Okay, okay... I have to add that Riley is now sleeping in bed with us after I was SO determined to have her sleep in the crate at night. She actually saved us $70 on our gas bill last month because she keeps us so warm at night. We turn the heater off when we go to bed. 8)


----------



## hzurkovic (Dec 9, 2010)

Hi,
Congratulations on your new puppy.
I would say keep her in the crate. Make sure that crate is covered and put a heating pad inside. Do not give in. It is very important and very helpful to have your puppy used to the crate. I know it is unpleasant to hear her wine and cry, but if she is fed, taken out to do her business, she improbably just missing her litter mates and their warmth. By putting a blanket over the crate and sneaking in a worm pad, the puppy should be more comfortable and cozy.
Good luck.


----------



## Ozkar (Jul 4, 2011)

threefsh said:


> Ozkar said:
> 
> 
> > I still think the only question which remains unanswered here, is why isn't pup sleeping in bed with YOU??? ;D ;D ;D ;D Don't mind me, my dogs are allowed to sleep with me, but, I'm single!!!
> ...


I wish I had a dollar for every new V owner who has sworn black and blue that there dog won't sleep in bed with them, only to talk to them months later and find that like most v's, they truly are happier and more content when sharing the bed. I don;t care how weird people think I am, I wouldn;t have it an other way! 
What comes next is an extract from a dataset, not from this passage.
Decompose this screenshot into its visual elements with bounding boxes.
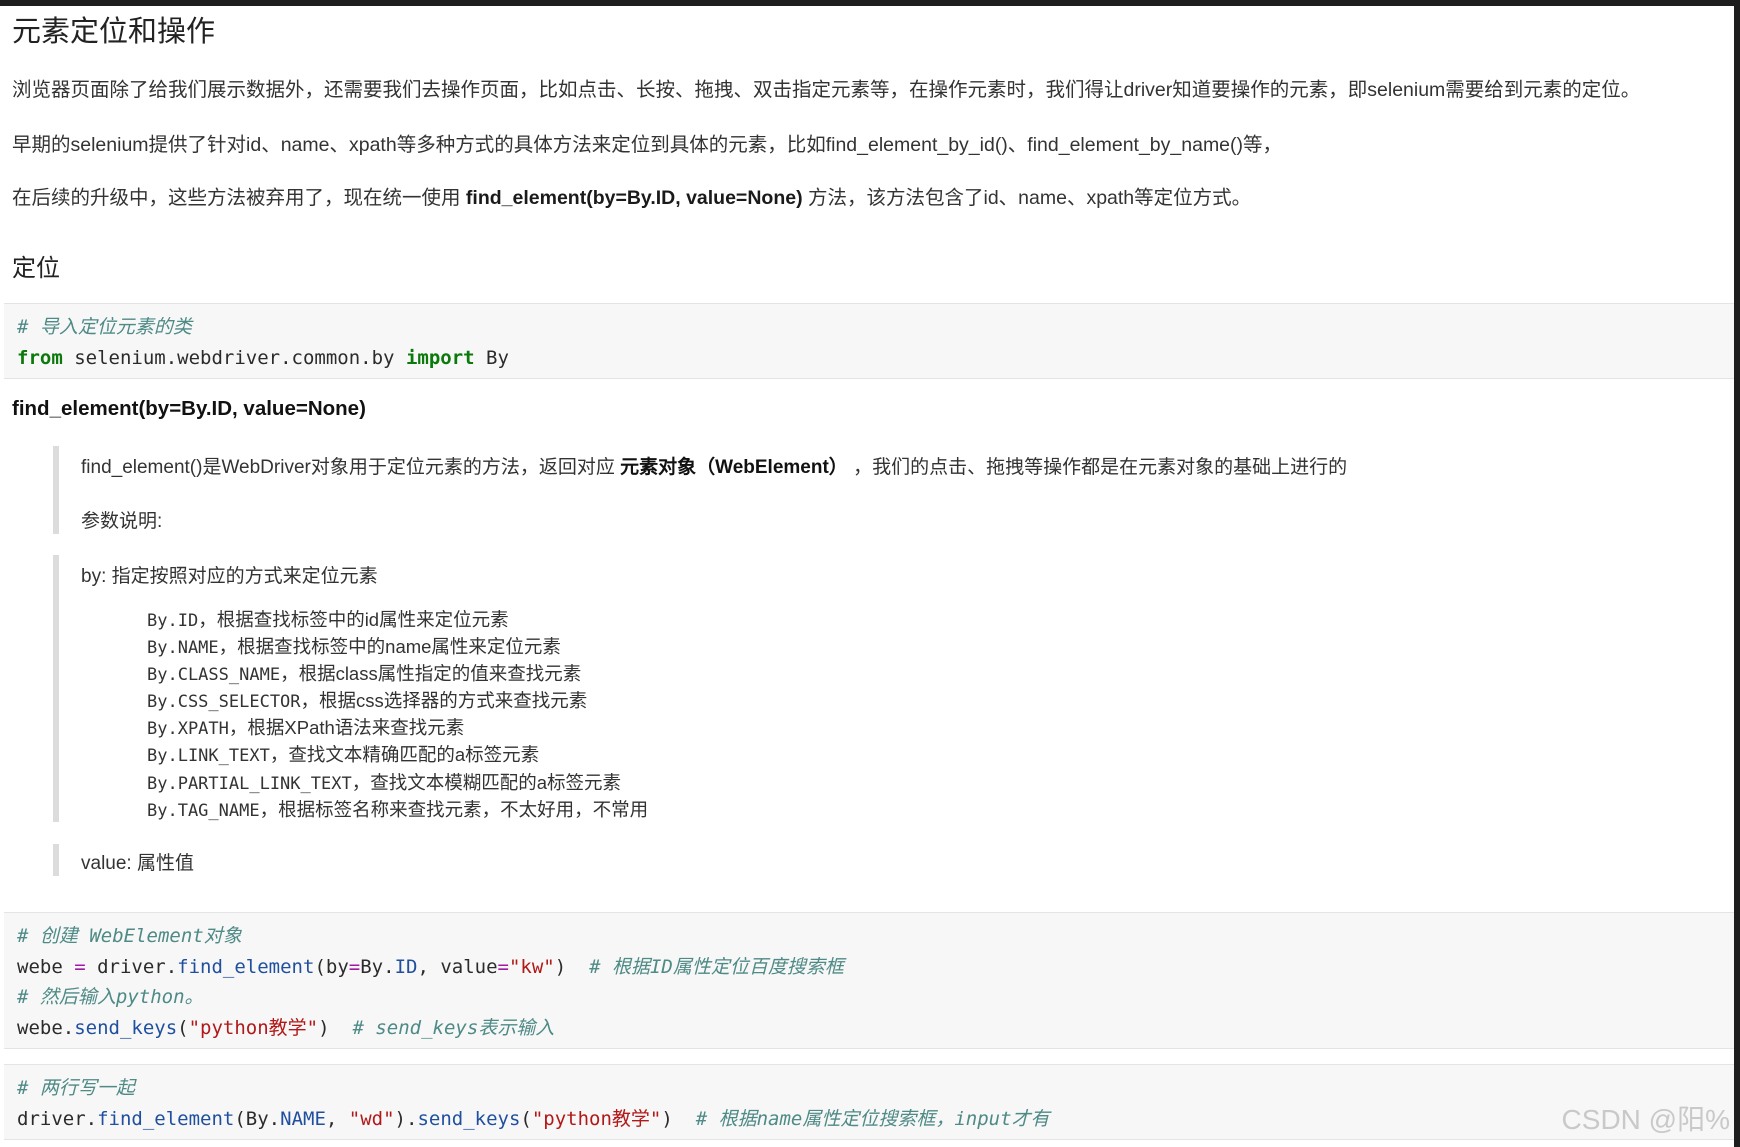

By the way, when the weather is warmer, they tend to sleep on there own, so lap it up in the colder months while you can!!


----------



## Martyn (Feb 8, 2012)

Wow! Great responses thanks guys, hope I can start giving some back soon!!


----------



## Linescreamer (Sep 28, 2010)

kristen said:


> My guy is strange in the that he doesn't like to hear or see you if he is in his crate. It's like he feels that he is missing out


 ;D They are ALL like that!


----------



## finch (Sep 19, 2011)

Ozkar said:


> threefsh said:
> 
> 
> > Ozkar said:
> ...



Haha, same story here. We have 3 dogs right now... 2 sleep in their own beds and the V sleeps in ours. We NEVER thought that we would have a dog sleeping in our bed all night but no surprise, she won.


----------



## Ozkar (Jul 4, 2011)

To them, it's how it should be!! ;D But I agree with them wholeheartedly!!!


----------